Schiaparelli disappears. A swi
rl of pink smoke.
“You murdered Madame.” I’m lit in the creepiest colors, yellow and red. “You have not killed her style. I will carry on her work. I will lay down my pen and pick up the needle. I will sew clothes for stars like you, Mr. Rodgers. I will dress country stars in freak couture—fine fabrics in carnival colors, festooned with rhinestones, crystals, and beads. I will marry haute couture to hillbilly music—and I will spread the disease of sodomy! For I have found that nothing in this world tastes better than the asses of Country-and-Western stars—nothing!” Poof!—I disappear.

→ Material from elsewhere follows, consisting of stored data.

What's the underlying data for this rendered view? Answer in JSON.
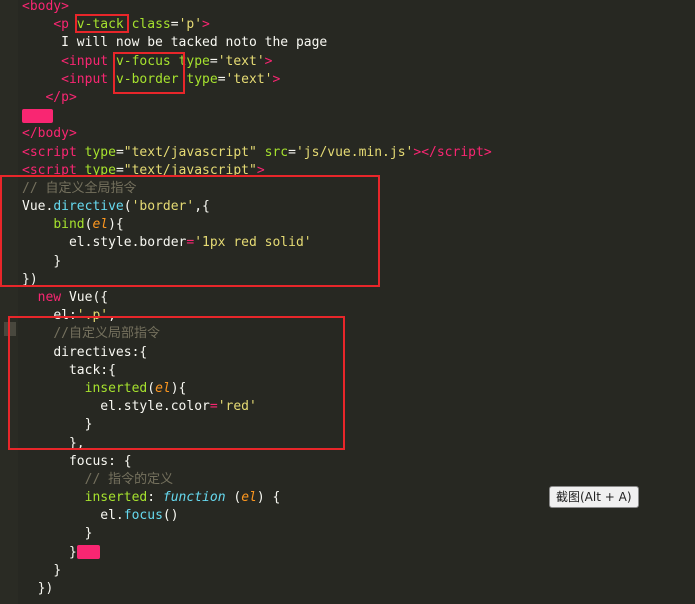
{
  "lines": [
    {
      "indent": "",
      "tokens": [
        [
          "tag",
          "<body>"
        ]
      ]
    },
    {
      "indent": "    ",
      "tokens": [
        [
          "tag",
          "<p "
        ],
        [
          "attr",
          "v-tack"
        ],
        [
          "plain",
          " "
        ],
        [
          "attr",
          "class"
        ],
        [
          "plain",
          "="
        ],
        [
          "str",
          "'p'"
        ],
        [
          "tag",
          ">"
        ]
      ]
    },
    {
      "indent": "     ",
      "tokens": [
        [
          "plain",
          "I will now be tacked noto the page"
        ]
      ]
    },
    {
      "indent": "     ",
      "tokens": [
        [
          "tag",
          "<input "
        ],
        [
          "attr",
          "v-focus"
        ],
        [
          "plain",
          " "
        ],
        [
          "attr",
          "type"
        ],
        [
          "plain",
          "="
        ],
        [
          "str",
          "'text'"
        ],
        [
          "tag",
          ">"
        ]
      ]
    },
    {
      "indent": "     ",
      "tokens": [
        [
          "tag",
          "<input "
        ],
        [
          "attr",
          "v-border"
        ],
        [
          "plain",
          " "
        ],
        [
          "attr",
          "type"
        ],
        [
          "plain",
          "="
        ],
        [
          "str",
          "'text'"
        ],
        [
          "tag",
          ">"
        ]
      ]
    },
    {
      "indent": "   ",
      "tokens": [
        [
          "tag",
          "</p>"
        ]
      ]
    },
    {
      "indent": "",
      "tokens": [
        [
          "mark",
          "...."
        ]
      ]
    },
    {
      "indent": "",
      "tokens": [
        [
          "tag",
          "</body>"
        ]
      ]
    },
    {
      "indent": "",
      "tokens": [
        [
          "tag",
          "<script "
        ],
        [
          "attr",
          "type"
        ],
        [
          "plain",
          "="
        ],
        [
          "str",
          "\"text/javascript\""
        ],
        [
          "plain",
          " "
        ],
        [
          "attr",
          "src"
        ],
        [
          "plain",
          "="
        ],
        [
          "str",
          "'js/vue.min.js'"
        ],
        [
          "tag",
          "></"
        ],
        [
          "tag",
          "script"
        ],
        [
          "tag",
          ">"
        ]
      ]
    },
    {
      "indent": "",
      "tokens": [
        [
          "tag",
          "<script "
        ],
        [
          "attr",
          "type"
        ],
        [
          "plain",
          "="
        ],
        [
          "str",
          "\"text/javascript\""
        ],
        [
          "tag",
          ">"
        ]
      ]
    },
    {
      "indent": "",
      "tokens": [
        [
          "comment",
          "// 自定义全局指令"
        ]
      ]
    },
    {
      "indent": "",
      "tokens": [
        [
          "plain",
          "Vue."
        ],
        [
          "fn",
          "directive"
        ],
        [
          "plain",
          "("
        ],
        [
          "str",
          "'border'"
        ],
        [
          "plain",
          ",{"
        ]
      ]
    },
    {
      "indent": "    ",
      "tokens": [
        [
          "attr",
          "bind"
        ],
        [
          "plain",
          "("
        ],
        [
          "param",
          "el"
        ],
        [
          "plain",
          "){"
        ]
      ]
    },
    {
      "indent": "      ",
      "tokens": [
        [
          "plain",
          "el.style.border"
        ],
        [
          "kw",
          "="
        ],
        [
          "str",
          "'1px red solid'"
        ]
      ]
    },
    {
      "indent": "    ",
      "tokens": [
        [
          "plain",
          "}"
        ]
      ]
    },
    {
      "indent": "",
      "tokens": [
        [
          "plain",
          "})"
        ]
      ]
    },
    {
      "indent": "  ",
      "tokens": [
        [
          "kw",
          "new "
        ],
        [
          "plain",
          "Vue({"
        ]
      ]
    },
    {
      "indent": "    ",
      "tokens": [
        [
          "plain",
          "el:"
        ],
        [
          "str",
          "'.p'"
        ],
        [
          "plain",
          ","
        ]
      ]
    },
    {
      "indent": "    ",
      "tokens": [
        [
          "comment",
          "//自定义局部指令"
        ]
      ]
    },
    {
      "indent": "    ",
      "tokens": [
        [
          "plain",
          "directives:{"
        ]
      ]
    },
    {
      "indent": "      ",
      "tokens": [
        [
          "plain",
          "tack:{"
        ]
      ]
    },
    {
      "indent": "        ",
      "tokens": [
        [
          "attr",
          "inserted"
        ],
        [
          "plain",
          "("
        ],
        [
          "param",
          "el"
        ],
        [
          "plain",
          "){"
        ]
      ]
    },
    {
      "indent": "          ",
      "tokens": [
        [
          "plain",
          "el.style.color"
        ],
        [
          "kw",
          "="
        ],
        [
          "str",
          "'red'"
        ]
      ]
    },
    {
      "indent": "        ",
      "tokens": [
        [
          "plain",
          "}"
        ]
      ]
    },
    {
      "indent": "      ",
      "tokens": [
        [
          "plain",
          "},"
        ]
      ]
    },
    {
      "indent": "      ",
      "tokens": [
        [
          "plain",
          "focus: {"
        ]
      ]
    },
    {
      "indent": "        ",
      "tokens": [
        [
          "comment",
          "// 指令的定义"
        ]
      ]
    },
    {
      "indent": "        ",
      "tokens": [
        [
          "attr",
          "inserted"
        ],
        [
          "plain",
          ": "
        ],
        [
          "italic-kw",
          "function"
        ],
        [
          "plain",
          " ("
        ],
        [
          "param",
          "el"
        ],
        [
          "plain",
          ") {"
        ]
      ]
    },
    {
      "indent": "          ",
      "tokens": [
        [
          "plain",
          "el."
        ],
        [
          "fn",
          "focus"
        ],
        [
          "plain",
          "()"
        ]
      ]
    },
    {
      "indent": "        ",
      "tokens": [
        [
          "plain",
          "}"
        ]
      ]
    },
    {
      "indent": "      ",
      "tokens": [
        [
          "plain",
          "}"
        ],
        [
          "mark",
          "---"
        ]
      ]
    },
    {
      "indent": "    ",
      "tokens": [
        [
          "plain",
          "}"
        ]
      ]
    },
    {
      "indent": "  ",
      "tokens": [
        [
          "plain",
          "})"
        ]
      ]
    }
  ],
  "tooltip": {
    "text": "截图(Alt + A)"
  }
}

“He disappeared!” Maybelle says.
“Disappeared in a poof!” Sara says.
“That seems appropriate,” Chanel says.
Chanel and Maybelle and Sara laugh a lot.
“I don’t get it,” A.P. says. “What’s the big joke?”
COME MORNING …
Jimmie Rodgers.
Carrie Rodgers. Jimmie Rodgers.
Carrie Rodgers. Jimmie Rodgers. Carrie Rodgers.
Jimmie Rodgers. Carrie Rodgers. Jimmie Rodgers. Carrie Rodgers. Jimmie Rodgers. Carrie Rodgers. Jimmie Rodgers. Carrie Rodgers.
Jimmie Rodgers and Carrie Rodgers in a Mirror Maze.
Sunlight streams into the Maze.
“I love you,” Jimmie says.
“I love you,” Carrie says, resting her head on his shoulder pad.
“Let’s go,” he says. “Let’s eat candy apples. Let’s play the Red Wheel. Let’s ride the rides—I hear the Tunnel of Love is romantic.” He kisses her. “We’re alive. Alive at a carnival! I can sing again!”
“Are you sure you’re ready?” she says, touching the swell in her stomach.
“Ready as—” He coughs. “Ready as I’ll ever—” Coughs.
Coughs. Coughs. A stitch in his stomach. He can’t stand up straight. “It’s nothing,” he says, doubling over against glass. “A tickle. A little tickle.”
“TB,” Carrie says.
“I’m fine.” He’s lying at her feet.
“It’s back.” She sinks down beside him. His sleeve’s sopping. Sputum. It will dry stiff er than starch. “Without Schiaparelli’s Satanic perfume, the carnival will kill you,” she says. “You have to leave. You have to return to the Sanitarium.”